In developing and testing nuclear weapons, Adams said the U.S. government effectively "poisoned its own people, many of whom are still waiting for recognition and justice."
Adams and others have said they hope that those involved in making "Oppenheimer" help raise awareness about the downwinders, who have not been added to the list of those covered by the federal government's compensation program for people exposed to radiation.
Government officials chose the Trinity Test Site because it was remote, flat and had predictable winds. Due to the secret nature of the project, residents in surrounding areas were not warned.
The Tularosa Basin was home to a rural population that lived off the land by raising livestock and tending to gardens and farms. They drew water from cisterns and holding ponds. They had no idea that the fine ash that settled on everything in the days following the explosion was from the world's first atomic blast.
The government initially tried to hide it, saying that an explosion at a munitions dump caused the rumble and bright light, which could be seen more than 160 miles (257 kilometers) away.
It wasn't until the U.S. dropped bombs on Japan weeks later that New Mexico residents realized what they had witnessed.
According to the Manhattan Project National Historical Park, large amounts of radiation shot up into the atmosphere and fallout descended over an area about 250 miles (402 kilometers) long and 200 miles (322 kilometers) wide. Scientists tracked part of the fallout pattern as far as the Atlantic Ocean, but the greatest concentration settled about 30 miles (48 kilometers) from the test site.
For Cordova and younger generations who are dealing with cancer, the lack of acknowledgement by the government and those involved with the film is inexcusable.
"We were left here to live with the consequences," Cordova said. "And they'll over-glorify the science and the scientists and make no mention of us. And you know what? Shame on them."
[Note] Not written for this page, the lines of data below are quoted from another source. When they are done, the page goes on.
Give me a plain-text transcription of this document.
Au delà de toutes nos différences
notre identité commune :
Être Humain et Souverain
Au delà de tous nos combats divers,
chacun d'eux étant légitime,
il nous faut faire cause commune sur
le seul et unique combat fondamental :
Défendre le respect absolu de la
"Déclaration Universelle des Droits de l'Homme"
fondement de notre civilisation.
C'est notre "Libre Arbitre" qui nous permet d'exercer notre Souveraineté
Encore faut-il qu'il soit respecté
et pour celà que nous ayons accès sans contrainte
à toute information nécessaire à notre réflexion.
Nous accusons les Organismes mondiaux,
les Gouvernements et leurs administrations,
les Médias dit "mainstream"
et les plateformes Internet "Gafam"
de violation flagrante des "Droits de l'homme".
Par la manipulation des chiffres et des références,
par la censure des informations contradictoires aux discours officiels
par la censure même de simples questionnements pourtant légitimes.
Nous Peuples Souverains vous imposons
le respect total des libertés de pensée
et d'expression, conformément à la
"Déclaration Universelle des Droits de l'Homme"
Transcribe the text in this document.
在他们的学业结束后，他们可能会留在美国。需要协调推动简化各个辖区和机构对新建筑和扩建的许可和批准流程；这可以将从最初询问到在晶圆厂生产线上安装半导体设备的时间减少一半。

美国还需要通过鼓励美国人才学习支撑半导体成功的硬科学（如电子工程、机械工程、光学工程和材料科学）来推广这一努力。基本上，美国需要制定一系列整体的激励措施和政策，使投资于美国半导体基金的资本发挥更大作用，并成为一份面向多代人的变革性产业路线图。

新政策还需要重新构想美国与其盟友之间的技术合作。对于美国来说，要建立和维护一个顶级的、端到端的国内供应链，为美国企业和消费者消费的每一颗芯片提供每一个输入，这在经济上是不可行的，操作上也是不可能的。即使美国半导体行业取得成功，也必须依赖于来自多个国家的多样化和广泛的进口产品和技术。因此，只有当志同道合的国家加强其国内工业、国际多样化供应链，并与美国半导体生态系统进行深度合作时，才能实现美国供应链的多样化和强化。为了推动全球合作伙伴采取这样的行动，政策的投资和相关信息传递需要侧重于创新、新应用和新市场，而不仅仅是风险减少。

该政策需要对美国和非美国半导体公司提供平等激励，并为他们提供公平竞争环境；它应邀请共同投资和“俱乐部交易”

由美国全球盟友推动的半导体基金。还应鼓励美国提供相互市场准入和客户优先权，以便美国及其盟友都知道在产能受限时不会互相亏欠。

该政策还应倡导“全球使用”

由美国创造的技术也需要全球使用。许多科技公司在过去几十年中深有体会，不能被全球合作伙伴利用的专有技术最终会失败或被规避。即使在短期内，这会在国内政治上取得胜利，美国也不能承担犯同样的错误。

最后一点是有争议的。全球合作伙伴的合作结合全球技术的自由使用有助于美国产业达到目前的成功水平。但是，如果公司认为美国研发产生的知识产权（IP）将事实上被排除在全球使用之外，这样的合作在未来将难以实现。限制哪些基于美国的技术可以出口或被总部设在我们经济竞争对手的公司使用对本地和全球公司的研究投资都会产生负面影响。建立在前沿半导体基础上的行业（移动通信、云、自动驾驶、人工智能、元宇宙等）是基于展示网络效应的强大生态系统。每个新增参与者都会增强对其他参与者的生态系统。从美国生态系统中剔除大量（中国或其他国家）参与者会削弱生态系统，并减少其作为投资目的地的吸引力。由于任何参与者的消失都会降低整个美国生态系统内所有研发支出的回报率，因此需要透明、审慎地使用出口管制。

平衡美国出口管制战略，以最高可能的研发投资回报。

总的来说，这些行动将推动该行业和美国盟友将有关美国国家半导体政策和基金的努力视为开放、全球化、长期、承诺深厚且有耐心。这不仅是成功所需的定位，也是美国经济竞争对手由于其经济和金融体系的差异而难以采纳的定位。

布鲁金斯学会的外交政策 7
In Los Alamos, more than 200 miles (321 kilometers) north of the Tularosa Basin, reaction to the film has been much different. The legacy of Oppenheimer and the Manhattan Project means Los Alamos is home to one of the nation's premier national laboratories and has the highest percentage of people with doctorate degrees in the U.S.
Oppenheimer Drive cuts through the heart of Los Alamos, Hoppenheimer IPA is on tap at a local brewery and the physicist is the focus of an exhibit at the science museum, where some of his handwritten notes and ID card are displayed.
The city is hosting an Oppenheimer Festival that starts Thursday and runs through the end of July.
About 200 extras used in the film were locals, many of them Los Alamos National Laboratory employees.
During breaks, conversations among the extras centered on science and world problems, said Kelly Stewart, who works with Los Alamos County's economic development division and was the film liaison when Nolan and his crew were on location at historic sites around town.
There's a pride that's woven into the town's DNA, Stewart said, and it revolves around the lab's work to address national security and global concerns.
The goal is to position Los Alamos as a place where people can begin to learn "the true stories" behind the events depicted in the film, Stewart said.
The county's "Project Oppenheimer" effort began in early 2023 and has included forums, documentaries, art installations and exhibits to educate visitors about the science happening at the lab as well as the social implications of the Manhattan Project.
A special area will be set up during the festival where people can discuss the movie after seeing it.
She believes efforts to help people understand the community's history will continue.
"There's a huge interest here in our own community to keep revisiting that and discussing it," she said.